There's no information on actual conveyance-related power charges, only that these costs were billed directly to water districts. Information on total power charges per acre-foot of water for water storage and direct pumping is folded into the contractor's water rates. And no matter how hard you look, you won't find the actual power rate (cents per kWh) charged to CVP contractors or enough information to calculate it. 
Through the Freedom of Information Act, EWG obtained Bureau Reclamation data that allowed us to calculate this rate. We soon understood why the agency wants to keep this information a secret.
Calculating power subsidies
To calculate the power subsidies being given to CVP agribusinesses, EWG obtained and analyzed hundreds of pages of federal and state documents. These documents came not only from the Bureau of Reclamation, but also from two state-formed agencies (the Tehama-Colusa Canal Authority and the San Luis-Delta Mendota Water Authority) that help administer water delivery in the CVP.
From the documents we found that all water districts are charged the same power rate in a given year.  This is in complete contrast to the situation with water: Different CVP districts have historically paid water rates that vary by orders of magnitude. Although these inequities have decreased since the signing of new long-term water contracts over the last two years, there are still great discrepancies between one district's price for water vs. another. For example, the 2007 contract rate for the Banta-Carbona Water District is $27.34 per acre-foot, which is about half the $56.72 per acre-foot contract water rate for Pacheco Water District, even though both districts get water from the Delta-Mendota Canal. 

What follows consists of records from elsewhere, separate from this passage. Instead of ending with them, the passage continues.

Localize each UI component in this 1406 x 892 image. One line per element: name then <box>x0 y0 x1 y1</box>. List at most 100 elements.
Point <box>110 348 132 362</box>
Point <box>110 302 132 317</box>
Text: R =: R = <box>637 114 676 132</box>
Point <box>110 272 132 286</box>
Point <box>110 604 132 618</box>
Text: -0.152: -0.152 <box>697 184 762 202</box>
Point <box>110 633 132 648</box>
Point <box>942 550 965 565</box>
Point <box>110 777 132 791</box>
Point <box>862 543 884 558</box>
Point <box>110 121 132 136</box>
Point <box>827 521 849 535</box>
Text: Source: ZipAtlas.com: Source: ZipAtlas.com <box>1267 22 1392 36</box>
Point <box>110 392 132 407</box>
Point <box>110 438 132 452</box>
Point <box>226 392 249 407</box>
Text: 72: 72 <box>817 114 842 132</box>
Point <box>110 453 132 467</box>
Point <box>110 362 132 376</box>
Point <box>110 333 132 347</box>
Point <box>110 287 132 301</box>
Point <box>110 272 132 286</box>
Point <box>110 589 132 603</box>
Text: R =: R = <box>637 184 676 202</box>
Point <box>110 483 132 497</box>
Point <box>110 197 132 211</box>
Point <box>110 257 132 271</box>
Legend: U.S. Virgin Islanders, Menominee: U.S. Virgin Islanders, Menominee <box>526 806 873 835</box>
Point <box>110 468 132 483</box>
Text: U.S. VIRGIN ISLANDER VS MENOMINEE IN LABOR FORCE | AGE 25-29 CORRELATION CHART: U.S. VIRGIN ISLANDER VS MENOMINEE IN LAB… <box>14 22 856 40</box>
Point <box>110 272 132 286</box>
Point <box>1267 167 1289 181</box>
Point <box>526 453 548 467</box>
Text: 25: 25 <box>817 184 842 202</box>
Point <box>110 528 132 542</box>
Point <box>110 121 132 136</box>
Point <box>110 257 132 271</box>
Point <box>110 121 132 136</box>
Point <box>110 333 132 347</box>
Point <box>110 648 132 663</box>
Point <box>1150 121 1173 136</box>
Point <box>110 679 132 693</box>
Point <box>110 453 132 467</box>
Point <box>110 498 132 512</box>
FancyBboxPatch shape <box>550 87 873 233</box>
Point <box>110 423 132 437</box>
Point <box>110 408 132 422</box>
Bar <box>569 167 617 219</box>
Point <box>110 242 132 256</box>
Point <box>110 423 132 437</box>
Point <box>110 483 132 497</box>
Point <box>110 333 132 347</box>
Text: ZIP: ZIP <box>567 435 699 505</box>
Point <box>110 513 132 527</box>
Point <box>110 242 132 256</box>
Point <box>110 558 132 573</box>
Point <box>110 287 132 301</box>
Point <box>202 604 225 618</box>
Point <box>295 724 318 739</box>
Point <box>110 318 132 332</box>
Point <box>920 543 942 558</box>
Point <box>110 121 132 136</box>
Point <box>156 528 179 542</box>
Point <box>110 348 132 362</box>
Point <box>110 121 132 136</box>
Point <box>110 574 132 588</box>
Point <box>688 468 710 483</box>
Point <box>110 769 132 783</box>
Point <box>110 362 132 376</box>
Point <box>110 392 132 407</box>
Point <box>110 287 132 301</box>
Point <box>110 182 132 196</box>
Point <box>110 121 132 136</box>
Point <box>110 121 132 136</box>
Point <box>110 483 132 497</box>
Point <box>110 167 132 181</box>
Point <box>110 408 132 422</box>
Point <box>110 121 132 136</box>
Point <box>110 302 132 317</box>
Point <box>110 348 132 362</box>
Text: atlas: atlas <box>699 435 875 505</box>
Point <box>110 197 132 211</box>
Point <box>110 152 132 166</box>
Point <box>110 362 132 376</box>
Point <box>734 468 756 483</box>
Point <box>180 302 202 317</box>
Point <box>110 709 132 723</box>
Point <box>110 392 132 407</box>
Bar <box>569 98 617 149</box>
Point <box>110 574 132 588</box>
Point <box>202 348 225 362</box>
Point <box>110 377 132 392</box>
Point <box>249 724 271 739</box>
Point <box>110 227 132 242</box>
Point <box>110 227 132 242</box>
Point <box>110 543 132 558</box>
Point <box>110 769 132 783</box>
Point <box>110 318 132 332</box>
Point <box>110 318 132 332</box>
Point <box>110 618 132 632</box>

What was startling was the astounding low price CVP districts were paying for the power used to store and transport irrigation water: just 1.1 cents per kWh in 2002, and 0.95 cents per kWh in 2003. 
To calculate the value of the subsidy inherent in these low rates, we first tallied up how much electricity each CVP district used in a given year, based on the data obtained from our public records requests as well as documents that are available on the Bureau of Reclamation's website. [4,18,19] We then compared CVP electricity rates to the agricultural electricity rates charged by Pacific Gas & Electric, the major power provider in the CVP service area.
In both 2002 and 2003, PG&E's agricultural power rate was 13.5 cents per kWh - 12 to 14 times higher than what CVP agribusiness pay to move their water.  Since the CVP used 926 million kWh of electricity to pump agricultural water in 2002 and 837 million kWh in 2003, this works out to a total power subsidy of $115 million in 2002 and $105 million for those two years, respectively. Notably, PG&E has about 100,000 agricultural power accounts, while the CVP serves fewer than 7,000 farms. [21,22] In other words, if your farm happens to be located within the CVP service area, you are one of the lucky few eligible for a power and water subsidy windfall.
For comparison purposes, it is useful to also consider what non-agricultural customers paid for power. In 2002-2003, PG&E's industrial customers paid 11.5 cents per kWh. In 2003, the industrial customers of the four other largest power providers in California paid between 8.6 and 12.7 cents per kWh.3 Residential customers also paid far higher electricity rates than CVP agribusinesses: In 2002 and 2003 PG&E's residential customers paid 14.2 cents per kWh, while in 2003 residential customers of the other four largest power providers paid between 10.1 and 16.3 cents per kWh.  (Agricultural power rates were not available for the other four large providers.)
3Similar figures were not available for 2002.